Les conditions d’un nouvel essor

En Algérie, les impacts de la crise mondiale sont affectés d’un effet retard, du fait d’une connexion peu « intime » de notre système financier et bancaire avec le système financier mondial. Cependant, la situation semble plus délicate lorsqu’on considère le recul des recettes pétrolières, l’amenuisement progressif des apports fiscaux y afférents et le manque de préparation des autres secteurs non énergétiques. C’est dans ce contexte qu’une nouvelle réflexion s’engagea sur la manière de sortir du piège de la mono-exportation et d’engager une stratégie d’investissement qui est censée la soutenir. Il s’agit, en fait, d’imaginer une nouvelle politique de l’entreprise où la rationalité et l’efficacité puissent transcender la nature juridique (privée/publique) de celle-ci. Le pouvoir d’achat des ménages, dont on craint, dès maintenant, une érosion historique dans quelques mois, tout en étant une préoccupation majeure des syndicats et des pouvoirs publics en raison du souci de la paix sociale que l’on met toujours en avant, ne peut se réaliser sans le redressement de l’entreprise algérienne, qu’elle soit publique ou privée, ni sans une politique d’investissements productifs offensive et durable.

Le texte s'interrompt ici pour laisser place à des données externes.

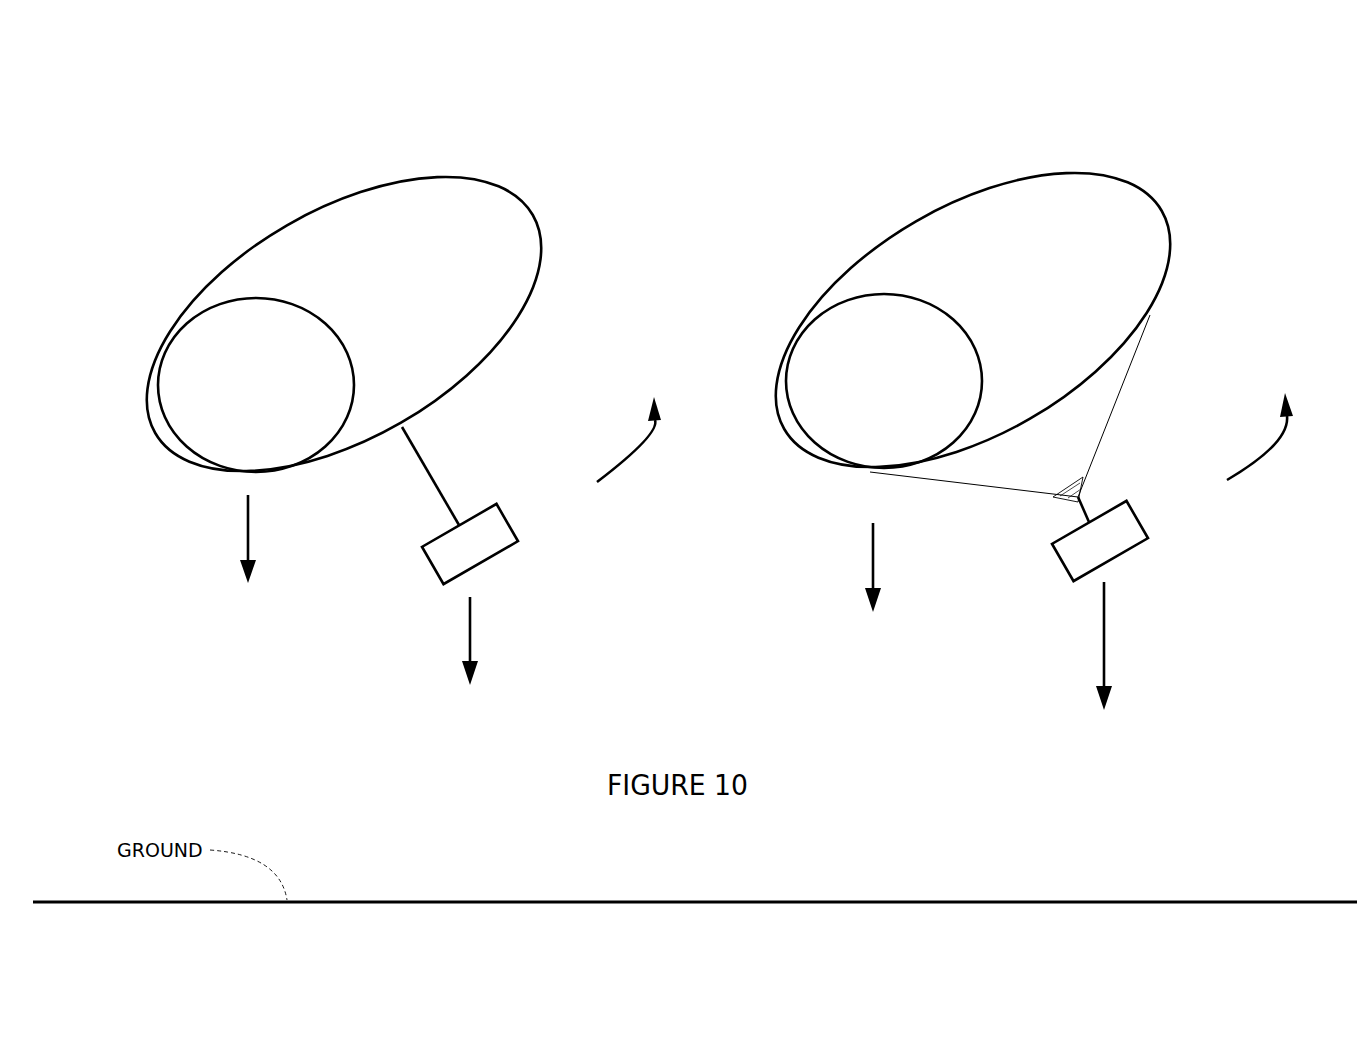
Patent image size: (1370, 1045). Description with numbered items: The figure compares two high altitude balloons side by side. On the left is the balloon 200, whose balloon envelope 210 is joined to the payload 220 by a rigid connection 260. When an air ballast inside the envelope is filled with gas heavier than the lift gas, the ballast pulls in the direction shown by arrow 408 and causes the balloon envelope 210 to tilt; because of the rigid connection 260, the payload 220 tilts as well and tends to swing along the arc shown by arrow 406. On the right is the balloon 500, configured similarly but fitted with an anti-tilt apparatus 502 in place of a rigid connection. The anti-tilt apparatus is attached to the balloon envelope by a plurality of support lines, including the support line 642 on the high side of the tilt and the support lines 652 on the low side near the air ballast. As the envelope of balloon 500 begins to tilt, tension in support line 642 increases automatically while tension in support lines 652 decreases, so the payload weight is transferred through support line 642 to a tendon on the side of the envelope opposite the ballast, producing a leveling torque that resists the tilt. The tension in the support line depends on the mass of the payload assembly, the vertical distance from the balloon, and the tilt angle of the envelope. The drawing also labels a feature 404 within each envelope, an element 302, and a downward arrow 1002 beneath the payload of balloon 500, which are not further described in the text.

The balloon 200 is at (290, 140).
The balloon envelope 210 is at (197, 290).
The inner gas compartment 404 is at (173, 342).
The arrow 406 is at (245, 525).
The arrow 408 is at (647, 438).
The connection 260 is at (423, 462).
The payload 220 is at (513, 518).
The balloon 500 is at (990, 130).
The anti-tilt apparatus 502 is at (1060, 490).
The support line 642 is at (1092, 458).
The support lines 652 is at (1013, 492).
The attachment point 302 is at (1194, 435).
The resultant downward force on payload 1002 is at (1103, 638).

Les errements de l’économie nationale remontent au moins au début des années soixante-dix du siècle dernier, lorsque les recettes pétrolières ont commencé à remplacer les anciennes productions algériennes exportées vers l’étranger. Le résultat des courses est que les recettes pétrolières représentent aujourd’hui quelque 98% de l’ensemble des exportations. Il suffit, alors, d’un petit aléa de la politique internationale, de la géostratégie régionale ou d’une faiblesse de consommation, comme c’est le cas actuellement pour la Chine, pour que ces recettes soient remises en cause. Pire, au cours de ces dernières années, d’autres menaces, sans doute plus sérieuses, à l’image de saturation du marché pétrolier due à la production du pétrole de schiste, commencent à apparaître. Il faut dire que l’ « opulence » pétrolière de ces quinze dernières années a même quelque peu éloigné la préoccupation d’investir dans les énergies renouvelables, comme l’ont fait un grand nombre de pays contraints par la « diète » énergétique. Donc, en plus de la diversification économique, l’Algérie est appelé à ouvrir le grand chantier des économies d’énergie et de la transition énergétique, sachant que l’Algérie possède des potentialités inépuisables dans ce domaine.